为了不让芙宁娜看到这血腥与黑暗的一面,为了不让她那本就脆弱的精神再添一丝裂痕,后续的清理工作必须完美无瑕。
他熟练地从巷子深处一个隐秘的防水箱里,取出一套叠放整齐的、干净的骑士服。
他脱下被血与雨水浸透的外衣,冰冷的雨点砸在他赤裸的上身,激起一片细密的鸡皮疙瘩。天幕的视角在这一刻给了一个清晰的特写。
观众们看到了。
那具看似精壮的身体上,布满了纵横交错的伤疤。有剑伤,有刀痕,有被某种魔物利爪撕裂的痕迹,甚至在腰侧,还有一片因诅咒而留下的、无法褪去的暗紫色烙印。
每一道伤疤,都是一次为芙宁娜挡下的致命袭击。
每一道印记,都是他守护那个谎言所付出的代价。
他面无表情地用备用的药剂简单处理了一下左臂的伤口,动作迅速而高效,仿佛那具身体不是他自己的一样。
随后,他换上那身干净、不带一丝血腥味的骑士服。
他还从怀中取出一个小巧的金属喷瓶,在自己身上,特别是领口和袖口处,轻轻喷洒了几下。
那是芙宁娜最喜欢的花,虹彩蔷薇的香气。
清甜的、带着露水气息的香味,完美地掩盖了刚刚经历过一场死斗后,那若有若无的铁锈味。
做完这一切,他才转身,走向灯火通明的街道。他的步伐恢复了平稳,身姿挺拔,仿佛刚刚只是在雨中散了一会步。
他走进枫丹廷最知名的甜点店“露泽咖啡馆”,在女招待热情洋溢的招呼声中,买下了一份刚刚出炉的“夏洛蒂女士的独家报道”——一款造型精美的千层酥。
当他提着包装精美的甜点盒,回到沫芒宫那富丽堂皇的寝宫时,他脸上的冰冷早已褪去,取而代之的是那芙宁娜所熟悉的,温和而令人安心的微笑。
芙宁娜正穿着睡袍,有些无聊地在房间里踱步,看到他回来,立刻扬起了下巴,用一种略带傲娇的口吻问道:“哼,这么久才回来,是外面有什么有趣的大新闻,比我这个水神还重要吗?”
林霄将甜点盒轻轻放在桌上,微微躬身。
“芙宁娜大人,外面一切安好。”
“您今天的演出非常精彩,这是对您最好的奖赏。”
他的声音平稳,听不出任何异样。
芙宁娜的眼睛瞬间亮了,她快步走到桌前,小心翼翼地打开盒子,看到那块精致的甜点,脸上露出了毫无防备的、纯粹的喜悦。
她那无忧无虑的笑脸,与天幕画面中,林霄身上那一道道触目惊心的伤疤,在所有观众的脑海里重叠。
一边是天真烂漫,一边是血腥守护。
那份感动与难以言喻的心疼,在每个人的心中达到了顶点。
现实中,歌剧院的最高审判席上。
那维莱特,枫丹的最高审判官,看着天幕中不断闪回的画面。
林霄在深夜的码头与走私的愚人众先遣队搏杀。
林霄在化妆舞会的人群中,用身体挡下一根射向芙宁娜的毒针。
林霄独自一人,追猎着试图在水源中投下禁忌炼金药剂的叛党……
一幕幕,一桩桩,全都是他这位最高审判官的档案库中,被标记为“悬案”或“意外解决”的事件。

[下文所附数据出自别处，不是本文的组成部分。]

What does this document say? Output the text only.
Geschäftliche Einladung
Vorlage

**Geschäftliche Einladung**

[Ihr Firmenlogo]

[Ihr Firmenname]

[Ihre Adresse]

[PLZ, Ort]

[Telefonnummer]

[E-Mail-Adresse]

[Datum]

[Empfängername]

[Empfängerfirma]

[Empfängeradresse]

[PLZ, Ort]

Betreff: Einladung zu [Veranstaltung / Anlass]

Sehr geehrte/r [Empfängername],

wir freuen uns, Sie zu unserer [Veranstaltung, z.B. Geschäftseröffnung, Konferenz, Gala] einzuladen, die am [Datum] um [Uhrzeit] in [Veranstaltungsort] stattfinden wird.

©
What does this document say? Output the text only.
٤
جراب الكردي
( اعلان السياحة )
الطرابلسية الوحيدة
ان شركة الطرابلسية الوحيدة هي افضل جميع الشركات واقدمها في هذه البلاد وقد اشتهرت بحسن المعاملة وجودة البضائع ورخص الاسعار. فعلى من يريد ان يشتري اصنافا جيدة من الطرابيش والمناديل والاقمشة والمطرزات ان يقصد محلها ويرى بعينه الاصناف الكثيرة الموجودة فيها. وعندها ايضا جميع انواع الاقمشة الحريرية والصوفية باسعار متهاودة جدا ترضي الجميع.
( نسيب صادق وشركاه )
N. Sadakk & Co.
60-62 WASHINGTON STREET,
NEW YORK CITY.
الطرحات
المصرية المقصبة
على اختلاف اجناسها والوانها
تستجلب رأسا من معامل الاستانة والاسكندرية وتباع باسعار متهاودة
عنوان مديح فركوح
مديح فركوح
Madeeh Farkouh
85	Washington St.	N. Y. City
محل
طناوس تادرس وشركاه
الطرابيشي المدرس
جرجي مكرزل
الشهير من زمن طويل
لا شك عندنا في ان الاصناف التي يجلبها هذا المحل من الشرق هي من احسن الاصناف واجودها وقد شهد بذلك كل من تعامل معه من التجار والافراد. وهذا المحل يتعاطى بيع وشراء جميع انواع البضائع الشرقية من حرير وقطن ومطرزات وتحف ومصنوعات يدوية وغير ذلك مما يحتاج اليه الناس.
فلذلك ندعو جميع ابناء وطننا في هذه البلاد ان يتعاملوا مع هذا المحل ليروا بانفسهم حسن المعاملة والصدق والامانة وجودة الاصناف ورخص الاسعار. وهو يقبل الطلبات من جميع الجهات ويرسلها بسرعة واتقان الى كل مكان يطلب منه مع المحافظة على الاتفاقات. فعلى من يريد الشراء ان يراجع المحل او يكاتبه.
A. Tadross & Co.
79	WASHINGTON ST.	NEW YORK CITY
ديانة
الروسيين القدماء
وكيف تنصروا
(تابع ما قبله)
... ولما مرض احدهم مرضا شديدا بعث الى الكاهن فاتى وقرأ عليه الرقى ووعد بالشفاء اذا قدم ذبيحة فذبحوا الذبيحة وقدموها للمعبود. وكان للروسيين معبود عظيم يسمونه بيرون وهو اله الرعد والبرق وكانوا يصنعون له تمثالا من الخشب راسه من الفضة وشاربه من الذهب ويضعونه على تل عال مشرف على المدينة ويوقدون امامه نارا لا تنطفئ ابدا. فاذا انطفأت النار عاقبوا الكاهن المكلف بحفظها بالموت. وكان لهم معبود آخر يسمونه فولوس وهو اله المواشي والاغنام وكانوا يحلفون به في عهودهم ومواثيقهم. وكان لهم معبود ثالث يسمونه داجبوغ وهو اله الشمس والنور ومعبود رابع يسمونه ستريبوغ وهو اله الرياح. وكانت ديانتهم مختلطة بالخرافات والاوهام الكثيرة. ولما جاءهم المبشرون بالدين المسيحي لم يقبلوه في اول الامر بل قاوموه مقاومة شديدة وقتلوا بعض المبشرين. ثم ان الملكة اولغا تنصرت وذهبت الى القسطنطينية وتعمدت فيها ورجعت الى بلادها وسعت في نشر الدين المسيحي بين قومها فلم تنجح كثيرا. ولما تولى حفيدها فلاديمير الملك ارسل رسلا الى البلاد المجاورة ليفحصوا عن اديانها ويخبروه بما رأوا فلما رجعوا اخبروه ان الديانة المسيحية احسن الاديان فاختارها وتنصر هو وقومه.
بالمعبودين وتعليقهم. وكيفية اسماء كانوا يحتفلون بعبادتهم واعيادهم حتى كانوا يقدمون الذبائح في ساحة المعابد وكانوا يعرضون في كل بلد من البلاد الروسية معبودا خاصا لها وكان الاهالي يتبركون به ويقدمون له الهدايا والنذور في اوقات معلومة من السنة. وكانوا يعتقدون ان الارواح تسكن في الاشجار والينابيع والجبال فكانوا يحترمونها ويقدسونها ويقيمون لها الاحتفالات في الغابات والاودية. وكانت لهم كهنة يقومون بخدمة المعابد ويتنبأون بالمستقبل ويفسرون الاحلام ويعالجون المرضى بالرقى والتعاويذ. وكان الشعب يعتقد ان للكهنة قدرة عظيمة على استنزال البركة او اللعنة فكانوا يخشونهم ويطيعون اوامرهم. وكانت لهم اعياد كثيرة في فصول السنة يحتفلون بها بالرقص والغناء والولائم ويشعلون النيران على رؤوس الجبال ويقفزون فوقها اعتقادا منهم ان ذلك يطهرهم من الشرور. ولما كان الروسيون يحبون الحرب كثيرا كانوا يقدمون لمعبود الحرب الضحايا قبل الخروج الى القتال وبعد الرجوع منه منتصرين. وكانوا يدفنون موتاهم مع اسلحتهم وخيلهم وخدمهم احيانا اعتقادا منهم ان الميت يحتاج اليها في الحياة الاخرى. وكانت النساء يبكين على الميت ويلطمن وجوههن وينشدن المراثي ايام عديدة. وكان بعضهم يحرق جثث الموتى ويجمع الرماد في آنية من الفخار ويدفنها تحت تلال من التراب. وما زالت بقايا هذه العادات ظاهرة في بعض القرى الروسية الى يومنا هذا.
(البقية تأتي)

他一直认为自己是枫丹公正与秩序的最终守护者,以律法的威严裁决一切。
但他从未知道。
在律法之光照耀不到的最黑暗、最肮脏的角落里,有一个凡人,用最原始、最血腥的方式,替神明背负了所有的罪恶与杀戮。
他用自己的血肉之躯,支撑着芙宁娜那长达五百年的,“神明”的扮演。
那维莱特那只总是稳定握着公文与权杖的手,此刻控制不住地微微颤抖。
冰冷的指尖下,那份记录着枫丹大小事务的公文,仿佛有了千钧之重。
他低声自语,声音中带着一丝自己都未曾察觉的震撼与敬畏。
“原来……我们所有人都被保护着。”
“被一个凡人,用谎言和生命守护着。”
林霄的牺牲,让枫丹那个不为人知的秘密,变得愈发沉重。
这沉重的秘密,也预示着接下来的枫丹篇章,将迎来一场席卷一切,感人至深的史诗级高潮。